Abstract:
Mechanistic understanding of interactions in many host-microbe systems, including the honey bee microbiome, is limited by a lack of easy-to-use genome engineering approaches. To this end, we demonstrate a one-step genome engineering approach for making gene deletions and insertions in the chromosomes of honey bee gut bacterial symbionts. Electroporation of linear or non-replicating plasmid DNA containing an antibiotic resistance cassette flanked by regions with homology to a symbiont genome reliably results in chromosomal integration. This lightweight approach does not require expressing any exogenous recombination machinery. The high concentrations of large DNAs with long homology regions needed to make the process efficient can be readily produced using modern DNA synthesis and assembly methods. We use this approach to knock out genes, including genes involved in biofilm formation, and insert fluorescent protein genes into the chromosome of the betaproteobacterial bee gut symbiont Snodgrassella alvi. We are also able to engineer the genomes of multiple strains of S. alvi and another species, Snodgrassella communis, which is found in the bumble bee gut microbiome. Finally, we use the same method to engineer the chromosome of another bee symbiont, Bartonella apis, which is an alphaproteobacterium. As expected, gene knockout in S. alvi using this approach is recA-dependent, suggesting that this straightforward procedure can be applied to other microbes that lack convenient genome engineering methods.
OBJECTIVE: Honey bees are ecologically and economically important crop pollinators with bacterial gut symbionts that influence their health. Microbiome-based strategies for studying or improving bee health have utilized wild-type or plasmid-engineered bacteria. We demonstrate that a straightforward, single-step method can be used to insert cassettes and replace genes in the chromosomes of multiple bee gut bacteria.
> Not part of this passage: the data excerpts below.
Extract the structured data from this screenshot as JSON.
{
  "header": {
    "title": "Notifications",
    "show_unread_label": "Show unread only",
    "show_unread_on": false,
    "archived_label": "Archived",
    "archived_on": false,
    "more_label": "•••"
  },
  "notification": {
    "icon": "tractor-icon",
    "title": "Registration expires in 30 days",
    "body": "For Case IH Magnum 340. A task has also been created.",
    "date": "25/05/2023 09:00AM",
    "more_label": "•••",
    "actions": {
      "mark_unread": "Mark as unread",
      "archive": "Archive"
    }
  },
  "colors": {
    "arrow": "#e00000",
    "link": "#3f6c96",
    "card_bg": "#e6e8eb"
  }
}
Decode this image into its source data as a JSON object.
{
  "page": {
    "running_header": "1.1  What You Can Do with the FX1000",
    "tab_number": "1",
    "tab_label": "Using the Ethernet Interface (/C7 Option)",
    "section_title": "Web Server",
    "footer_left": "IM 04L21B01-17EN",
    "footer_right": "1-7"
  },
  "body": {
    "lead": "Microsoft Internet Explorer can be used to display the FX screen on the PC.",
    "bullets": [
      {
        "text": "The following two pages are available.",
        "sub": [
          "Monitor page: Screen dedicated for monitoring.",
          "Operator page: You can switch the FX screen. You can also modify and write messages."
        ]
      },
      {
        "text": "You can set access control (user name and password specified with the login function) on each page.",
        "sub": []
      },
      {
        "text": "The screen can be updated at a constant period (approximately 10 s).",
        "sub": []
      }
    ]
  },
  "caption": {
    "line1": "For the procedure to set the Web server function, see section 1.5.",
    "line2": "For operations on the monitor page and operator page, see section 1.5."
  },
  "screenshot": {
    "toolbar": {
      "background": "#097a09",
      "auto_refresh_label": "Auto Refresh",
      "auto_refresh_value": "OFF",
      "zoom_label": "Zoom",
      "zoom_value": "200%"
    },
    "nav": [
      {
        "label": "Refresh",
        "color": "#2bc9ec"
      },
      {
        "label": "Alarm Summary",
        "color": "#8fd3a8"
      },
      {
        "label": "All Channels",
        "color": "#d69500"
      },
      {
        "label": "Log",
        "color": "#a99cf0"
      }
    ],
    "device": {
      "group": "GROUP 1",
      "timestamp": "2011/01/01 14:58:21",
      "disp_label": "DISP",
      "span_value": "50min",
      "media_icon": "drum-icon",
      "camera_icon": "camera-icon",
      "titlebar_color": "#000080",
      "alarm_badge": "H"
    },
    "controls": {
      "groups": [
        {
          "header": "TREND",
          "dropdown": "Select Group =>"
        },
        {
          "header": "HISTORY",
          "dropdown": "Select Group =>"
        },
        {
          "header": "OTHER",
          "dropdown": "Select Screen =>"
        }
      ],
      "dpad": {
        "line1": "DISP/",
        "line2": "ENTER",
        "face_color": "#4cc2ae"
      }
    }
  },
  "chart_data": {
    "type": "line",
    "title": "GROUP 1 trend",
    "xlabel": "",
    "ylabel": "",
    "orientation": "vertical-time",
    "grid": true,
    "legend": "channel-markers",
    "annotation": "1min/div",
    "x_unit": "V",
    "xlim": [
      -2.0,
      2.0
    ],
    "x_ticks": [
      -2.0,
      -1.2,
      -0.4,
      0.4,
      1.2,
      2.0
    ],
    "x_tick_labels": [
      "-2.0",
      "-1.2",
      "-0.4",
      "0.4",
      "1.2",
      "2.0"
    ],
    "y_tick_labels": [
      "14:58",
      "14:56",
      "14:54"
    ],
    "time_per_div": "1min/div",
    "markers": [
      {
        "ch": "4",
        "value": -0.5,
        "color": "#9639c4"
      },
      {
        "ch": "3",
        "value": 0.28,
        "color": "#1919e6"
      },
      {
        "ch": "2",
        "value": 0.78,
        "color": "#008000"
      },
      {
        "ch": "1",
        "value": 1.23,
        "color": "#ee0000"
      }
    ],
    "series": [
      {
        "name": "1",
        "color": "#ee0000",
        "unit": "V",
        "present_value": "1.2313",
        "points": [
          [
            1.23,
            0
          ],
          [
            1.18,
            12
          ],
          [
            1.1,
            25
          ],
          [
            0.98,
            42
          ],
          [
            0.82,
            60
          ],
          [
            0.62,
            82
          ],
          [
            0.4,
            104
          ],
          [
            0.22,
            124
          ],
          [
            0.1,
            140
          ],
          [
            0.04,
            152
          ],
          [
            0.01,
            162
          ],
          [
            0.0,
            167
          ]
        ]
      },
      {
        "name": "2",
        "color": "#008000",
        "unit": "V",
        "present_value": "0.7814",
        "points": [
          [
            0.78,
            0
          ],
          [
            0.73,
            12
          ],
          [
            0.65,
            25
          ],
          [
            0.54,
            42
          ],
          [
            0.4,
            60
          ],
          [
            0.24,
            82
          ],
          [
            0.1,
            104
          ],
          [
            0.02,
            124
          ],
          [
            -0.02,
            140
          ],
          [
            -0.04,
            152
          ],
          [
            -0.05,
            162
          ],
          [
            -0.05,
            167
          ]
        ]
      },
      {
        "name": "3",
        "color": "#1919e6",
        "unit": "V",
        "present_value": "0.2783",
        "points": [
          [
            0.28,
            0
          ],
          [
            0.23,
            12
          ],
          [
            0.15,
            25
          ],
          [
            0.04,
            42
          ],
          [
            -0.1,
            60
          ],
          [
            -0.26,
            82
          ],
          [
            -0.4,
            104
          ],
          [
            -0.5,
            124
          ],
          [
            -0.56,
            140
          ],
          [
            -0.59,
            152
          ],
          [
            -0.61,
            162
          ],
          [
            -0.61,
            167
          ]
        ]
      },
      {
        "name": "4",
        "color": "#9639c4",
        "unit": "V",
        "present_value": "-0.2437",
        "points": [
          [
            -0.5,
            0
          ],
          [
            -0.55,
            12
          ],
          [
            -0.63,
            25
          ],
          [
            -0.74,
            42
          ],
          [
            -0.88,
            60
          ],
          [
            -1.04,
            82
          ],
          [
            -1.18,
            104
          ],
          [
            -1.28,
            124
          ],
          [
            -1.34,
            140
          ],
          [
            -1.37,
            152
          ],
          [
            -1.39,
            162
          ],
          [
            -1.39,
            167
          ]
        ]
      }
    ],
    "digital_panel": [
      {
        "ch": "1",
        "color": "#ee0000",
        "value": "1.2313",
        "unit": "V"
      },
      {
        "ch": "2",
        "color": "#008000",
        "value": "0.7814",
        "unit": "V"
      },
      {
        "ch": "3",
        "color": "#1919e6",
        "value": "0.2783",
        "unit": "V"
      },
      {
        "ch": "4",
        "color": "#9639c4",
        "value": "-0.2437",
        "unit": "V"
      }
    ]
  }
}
This method can be used for investigating the mechanisms of host-microbe interactions in the bee gut community and stably engineering symbionts that benefit pollinator health.
OBJECTIVE: Honey bees are ecologically and economically important crop pollinators with bacterial gut symbionts that influence their health. Microbiome-based strategies for studying or improving bee health have utilized wild-type or plasmid-engineered bacteria. We demonstrate that a straightforward, single-step method can be used to insert cassettes and replace genes in the chromosomes of multiple bee gut bacteria. This method can be used for investigating the mechanisms of host-microbe interactions in the bee gut community and stably engineering symbionts that benefit pollinator health.
摘要:
对许多宿主-微生物系统中相互作用的机械理解,包括蜜蜂微生物组,受限于缺乏易于使用的基因组工程方法。为此,我们展示了一种一步法的基因组工程方法,用于在蜜蜂肠道细菌共生体的染色体中进行基因缺失和插入。包含抗生素抗性盒的线性或非复制质粒DNA的电穿孔可靠地导致染色体整合,该抗生素抗性盒的两侧与共生体基因组具有同源性。这种轻量级方法不需要表达任何外源重组机制。使用现代DNA合成和组装方法可以容易地产生使该方法有效所需的具有长同源区的高浓度大DNA。我们用这种方法敲除基因,包括参与生物膜形成的基因,并将荧光蛋白基因插入到β蛋白细菌蜂肠共生体Snodgrassellaalvi的染色体中。我们还能够设计S.alvi和另一个物种的多个菌株的基因组,Snodgrassellacommunis,在大黄蜂肠道微生物组中发现。最后,我们用同样的方法来设计另一只蜜蜂共生体的染色体,巴尔通菌,是一种变形杆菌.不出所料,使用这种方法在Alvi中的基因敲除是recA依赖性的,这表明这个简单的程序可以应用于其他缺乏方便的基因组工程方法的微生物。
目的:蜜蜂是生态和经济上重要的作物传粉者,具有影响其健康的细菌肠道共生体。用于研究或改善蜜蜂健康的基于微生物组的策略已经利用野生型或质粒工程化细菌。我们证明了一个简单的,单步法可用于在多个蜂肠细菌的染色体中插入盒和替换基因。此方法可用于研究蜜蜂肠道群落中宿主-微生物相互作用的机制,并稳定地改造有利于传粉者健康的共生体。
目的:蜜蜂是生态和经济上重要的作物传粉者,具有影响其健康的细菌肠道共生体。用于研究或改善蜜蜂健康的基于微生物组的策略已经利用野生型或质粒工程化细菌。我们证明了一个简单的,单步法可用于在多个蜂肠细菌的染色体中插入盒和替换基因。此方法可用于研究蜜蜂肠道群落中宿主-微生物相互作用的机制,并稳定地改造有利于传粉者健康的共生体。